Investigating the spatio‐temporal variability of streamflow generation is fundamental to interpret the hydrological and biochemical functioning of catchments. In humid temperate environments, streamflow generation is often linked to the occurrence of near stream surface saturated areas, which mediate hydrological connectivity between hillslopes and streams. In this second contribution of a series of two papers, we used salt dilution gauging to investigate the spatio‐temporal variability of streamflow in different subcatchments and for different reaches in the Weierbach catchment (0.42 km2) and explored the topographical controls on streamflow variability. Moreover, we mapped stream network expansion and contraction dynamics. Finally, we combined the information on the spatio‐temporal variability of streamflow with the characterization of riparian surface saturation dynamics of seven different areas within the catchment (mapped with thermal infrared imagery, as presented in our first manuscript). We found heterogeneities in the streamflow contribution from different portions of the catchment. Although the size of the contributing area could explain differences in subcatchments' and reaches' net discharge, no clear topographic controls could be found when considering the area‐normalized discharge.
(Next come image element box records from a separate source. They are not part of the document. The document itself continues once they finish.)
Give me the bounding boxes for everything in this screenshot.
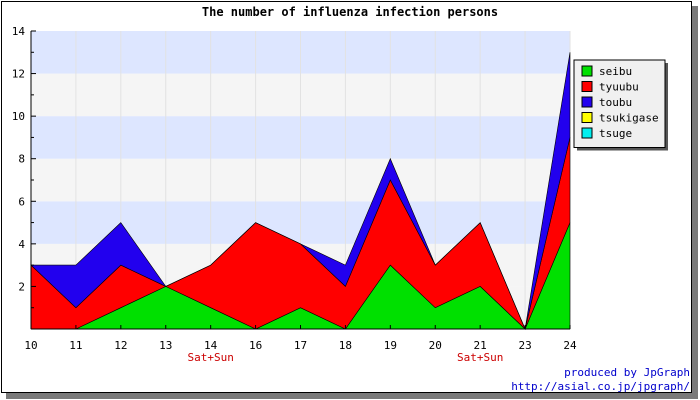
x-tick-label: 16 [249, 339, 262, 352]
x-annotation: Sat+Sun [187, 351, 233, 364]
x-tick-label: 23 [518, 339, 531, 352]
legend-label-toubu: toubu [599, 96, 632, 109]
legend-label-seibu: seibu [599, 65, 632, 78]
legend-label-tsukigase: tsukigase [599, 112, 659, 125]
area-toubu [30, 52, 571, 331]
x-tick-label: 21 [474, 339, 487, 352]
x-tick-label: 17 [294, 339, 307, 352]
legend-swatch-toubu [581, 96, 593, 108]
y-tick-label: 2 [18, 280, 25, 293]
axes [30, 30, 571, 330]
x-tick-label: 24 [563, 339, 577, 352]
legend: seibu tyuubu toubu tsukigase tsuge [573, 59, 668, 151]
footer-url[interactable]: http://asial.co.jp/jpgraph/ [511, 380, 690, 393]
y-tick-labels: 2 4 6 8 10 12 14 [12, 25, 26, 293]
legend-label-tyuubu: tyuubu [599, 81, 639, 94]
x-annotations: Sat+Sun Sat+Sun [187, 351, 503, 364]
legend-label-tsuge: tsuge [599, 127, 632, 140]
x-tick-label: 13 [159, 339, 172, 352]
frame-shadow-right [692, 6, 698, 398]
y-tick-label: 6 [18, 195, 25, 208]
x-tick-label: 18 [339, 339, 352, 352]
x-tick-label: 11 [69, 339, 82, 352]
x-tick-label: 20 [429, 339, 442, 352]
x-tick-label: 14 [204, 339, 218, 352]
y-tick-label: 4 [18, 238, 25, 251]
footer-produced-by: produced by JpGraph [564, 366, 690, 379]
y-tick-label: 12 [12, 68, 25, 81]
y-tick-label: 10 [12, 110, 25, 123]
legend-swatch-tsuge [581, 127, 593, 139]
x-tick-label: 19 [384, 339, 397, 352]
x-tick-label: 12 [114, 339, 127, 352]
legend-swatch-seibu [581, 65, 593, 77]
y-tick-label: 14 [12, 25, 26, 38]
x-annotation: Sat+Sun [457, 351, 503, 364]
legend-swatch-tsukigase [581, 112, 593, 123]
x-tick-labels: 10 11 12 13 14 16 17 18 19 20 21 23 24 [24, 339, 577, 352]
x-tick-label: 10 [24, 339, 37, 352]
legend-swatch-tyuubu [581, 81, 593, 92]
y-tick-label: 8 [18, 153, 25, 166]
chart-title: The number of influenza infection person… [202, 5, 498, 19]
frame-shadow-bottom [6, 393, 698, 399]
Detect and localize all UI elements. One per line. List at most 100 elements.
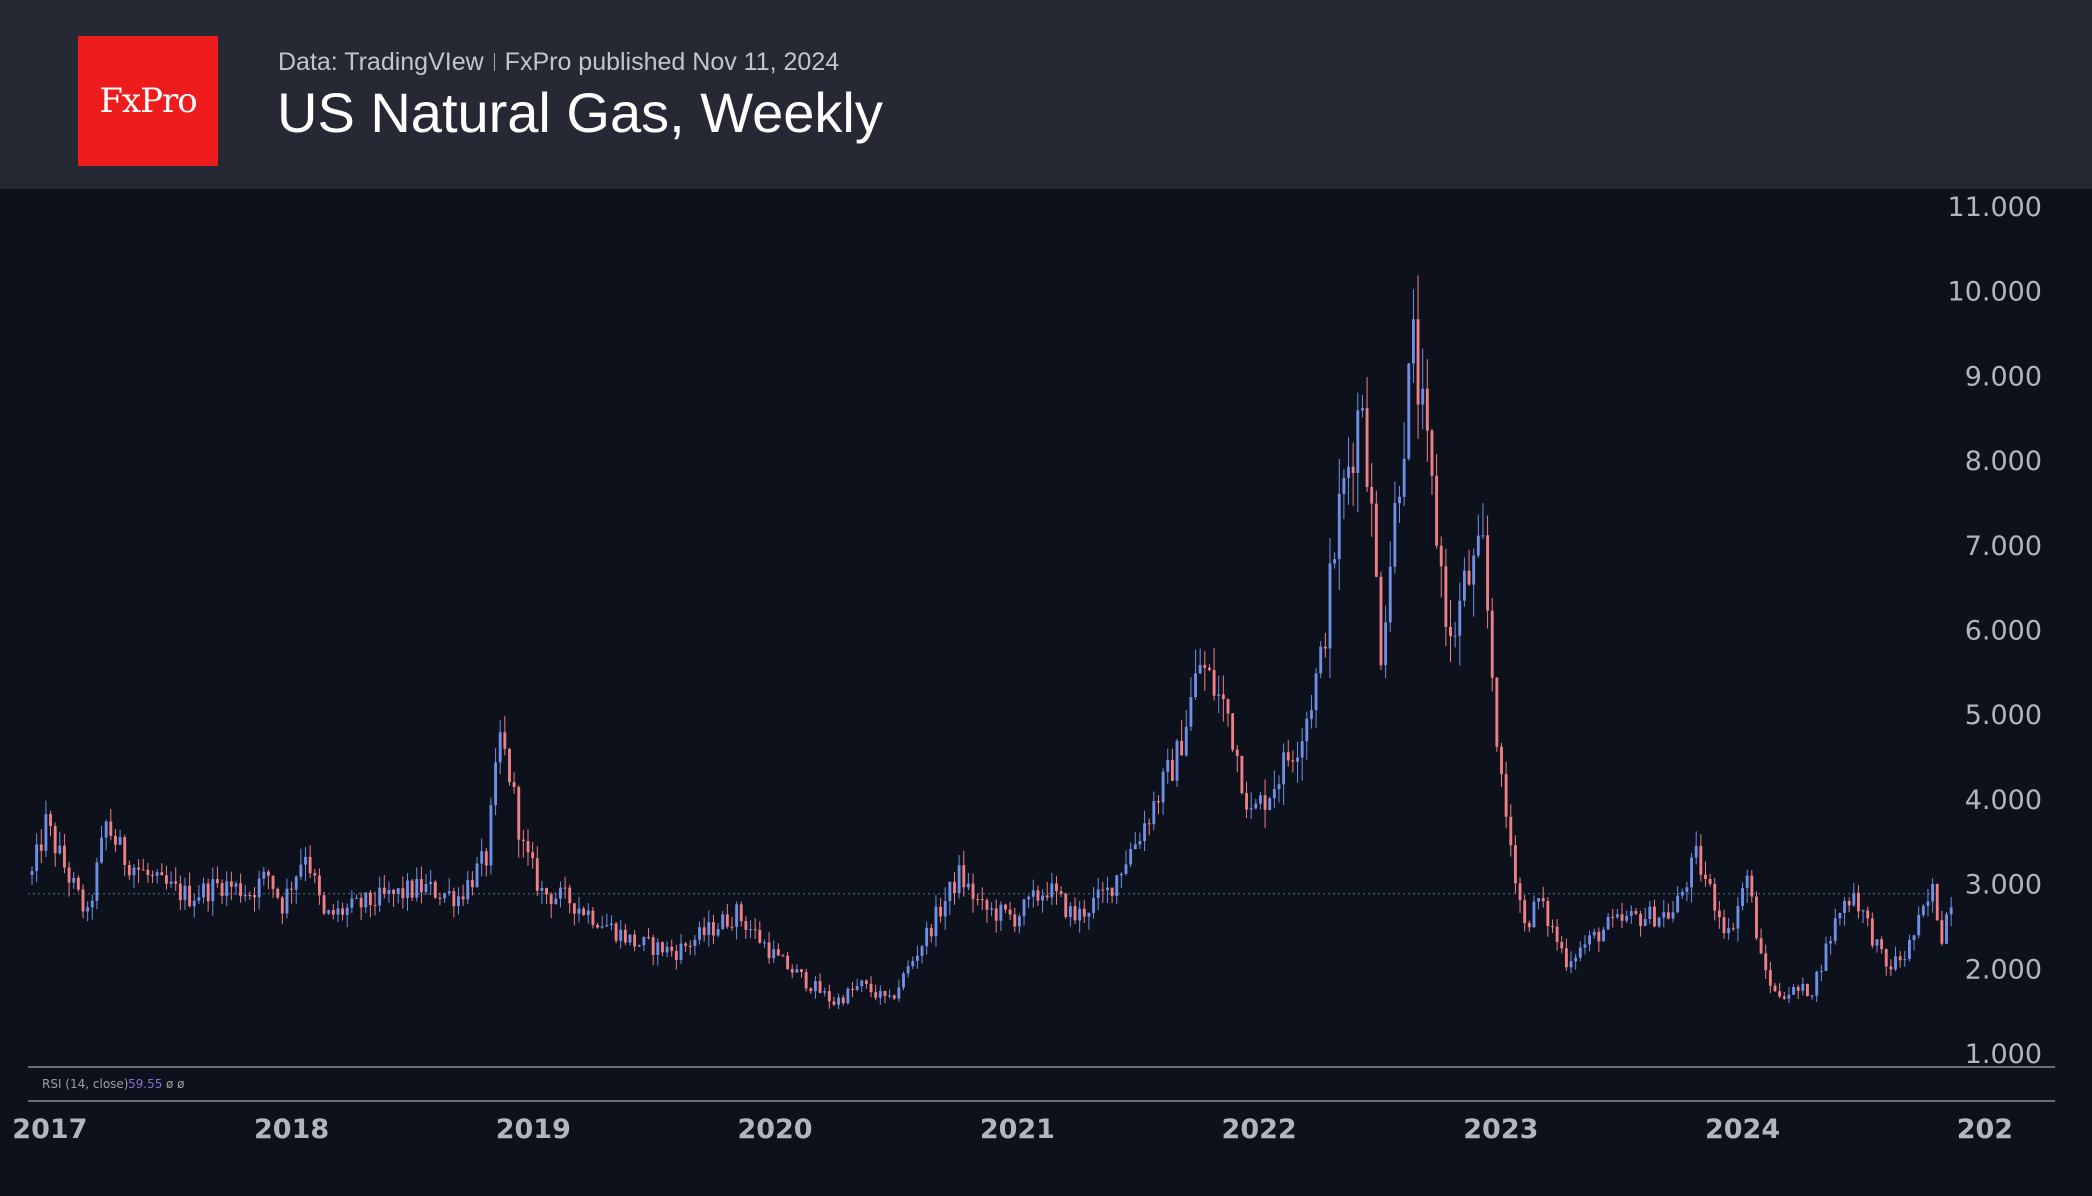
candle-body: [192, 900, 196, 907]
candle-body: [1347, 466, 1350, 478]
candle-body: [1504, 774, 1508, 817]
candle-body: [1374, 503, 1378, 577]
candle-body: [1402, 458, 1406, 497]
candle-body: [1829, 940, 1833, 944]
candle-body: [123, 837, 127, 866]
y-tick-label: 2.000: [1965, 954, 2042, 985]
published-date: FxPro published Nov 11, 2024: [504, 48, 840, 76]
candle-body: [1017, 916, 1021, 927]
x-tick-label: 2020: [737, 1114, 812, 1145]
x-tick-label: 2024: [1705, 1114, 1780, 1145]
candle-body: [229, 881, 233, 887]
candle-body: [280, 897, 284, 914]
candle-body: [545, 888, 548, 895]
candle-body: [985, 900, 989, 910]
candle-body: [906, 966, 910, 974]
candle-body: [234, 883, 238, 887]
candle-body: [331, 910, 335, 915]
candle-body: [661, 942, 664, 953]
candle-body: [1476, 535, 1480, 556]
candle-body: [1523, 900, 1527, 924]
candle-body: [1319, 646, 1323, 674]
candle-body: [359, 897, 363, 908]
candle-body: [1393, 503, 1397, 567]
candle-body: [1175, 740, 1179, 781]
candle-body: [1430, 430, 1434, 476]
candle-body: [1792, 986, 1795, 995]
candle-body: [1629, 911, 1633, 916]
candle-body: [304, 856, 307, 865]
candle-body: [1912, 935, 1916, 941]
candle-body: [1560, 941, 1564, 949]
candle-body: [1592, 931, 1596, 936]
candle-body: [577, 908, 581, 914]
candle-body: [1356, 410, 1360, 473]
candle-body: [1690, 857, 1693, 888]
candle-body: [188, 885, 192, 907]
y-tick-label: 8.000: [1965, 446, 2042, 477]
candle-body: [401, 888, 405, 899]
candle-body: [1226, 699, 1230, 714]
candle-body: [1634, 911, 1638, 914]
candle-body: [1843, 901, 1846, 914]
candle-body: [957, 865, 961, 894]
candle-body: [651, 937, 655, 955]
candle-body: [1870, 918, 1874, 946]
source-line: Data: TradingVIew FxPro published Nov 11,…: [278, 48, 839, 77]
candle-body: [1750, 875, 1754, 897]
candle-body: [1921, 905, 1925, 915]
candle-body: [1819, 970, 1823, 972]
candle-body: [725, 914, 729, 927]
candle-body: [637, 945, 641, 947]
candle-body: [1050, 883, 1054, 898]
candle-body: [1115, 875, 1119, 896]
candle-body: [869, 983, 873, 993]
candle-body: [1708, 878, 1712, 884]
candle-body: [832, 1001, 836, 1005]
x-tick-label: 2023: [1463, 1114, 1538, 1145]
candle-body: [674, 950, 678, 960]
candle-body: [1810, 995, 1814, 997]
candle-body: [582, 908, 586, 915]
candle-body: [1861, 910, 1865, 912]
candle-body: [1221, 694, 1225, 700]
candle-body: [424, 884, 428, 893]
candle-body: [322, 895, 326, 914]
candle-body: [744, 921, 748, 930]
candle-body: [1602, 929, 1605, 942]
candle-body: [1685, 887, 1689, 892]
candle-body: [735, 904, 739, 927]
candle-body: [475, 863, 479, 888]
candle-body: [90, 900, 94, 908]
candle-body: [679, 943, 683, 960]
candle-body: [1583, 944, 1587, 948]
candle-body: [1796, 986, 1800, 991]
candle-body: [1694, 845, 1698, 858]
candle-body: [137, 867, 141, 870]
candle-body: [466, 880, 470, 900]
candle-body: [1328, 563, 1332, 649]
candle-body: [248, 895, 252, 897]
candle-body: [521, 839, 525, 842]
candle-body: [1722, 917, 1726, 934]
candle-body: [1268, 798, 1272, 810]
candle-body: [864, 980, 868, 984]
candle-body: [1027, 896, 1031, 900]
candle-body: [355, 897, 358, 899]
candle-body: [276, 888, 280, 898]
candle-body: [1490, 610, 1494, 678]
candle-body: [772, 949, 776, 959]
candle-body: [364, 892, 368, 908]
candle-body: [1337, 493, 1341, 560]
candle-body: [614, 923, 618, 941]
separator: [493, 53, 495, 71]
x-tick-label: 2017: [12, 1114, 87, 1145]
candle-body: [1509, 816, 1513, 846]
candle-body: [572, 903, 576, 914]
candle-body: [1272, 789, 1276, 799]
candle-body: [1472, 555, 1476, 585]
candle-body: [670, 946, 674, 951]
y-tick-label: 6.000: [1965, 616, 2042, 647]
candle-body: [1439, 545, 1443, 567]
candle-body: [1189, 697, 1193, 727]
This suggests that some local conditions exert control on the variability of specific discharge (e.g., local bedrock characteristics and occurrence of perennial springs). Stream network dynamics were found not to be very responsive to changes in catchment's discharge (i.e., total active stream length vs. stream outlet discharge relationship could be described through a power law function with exponent = 0.0195). On the contrary, surface saturation dynamics were found to be in agreement with the level of streamflow contribution from the correspondent reach in some of the investigated riparian areas. This study represents an example of how the combination of different techniques can be used to characterize the internal heterogeneity of the catchment and thus improve our understanding of how hydrological connectivity is established and streamflow is generated.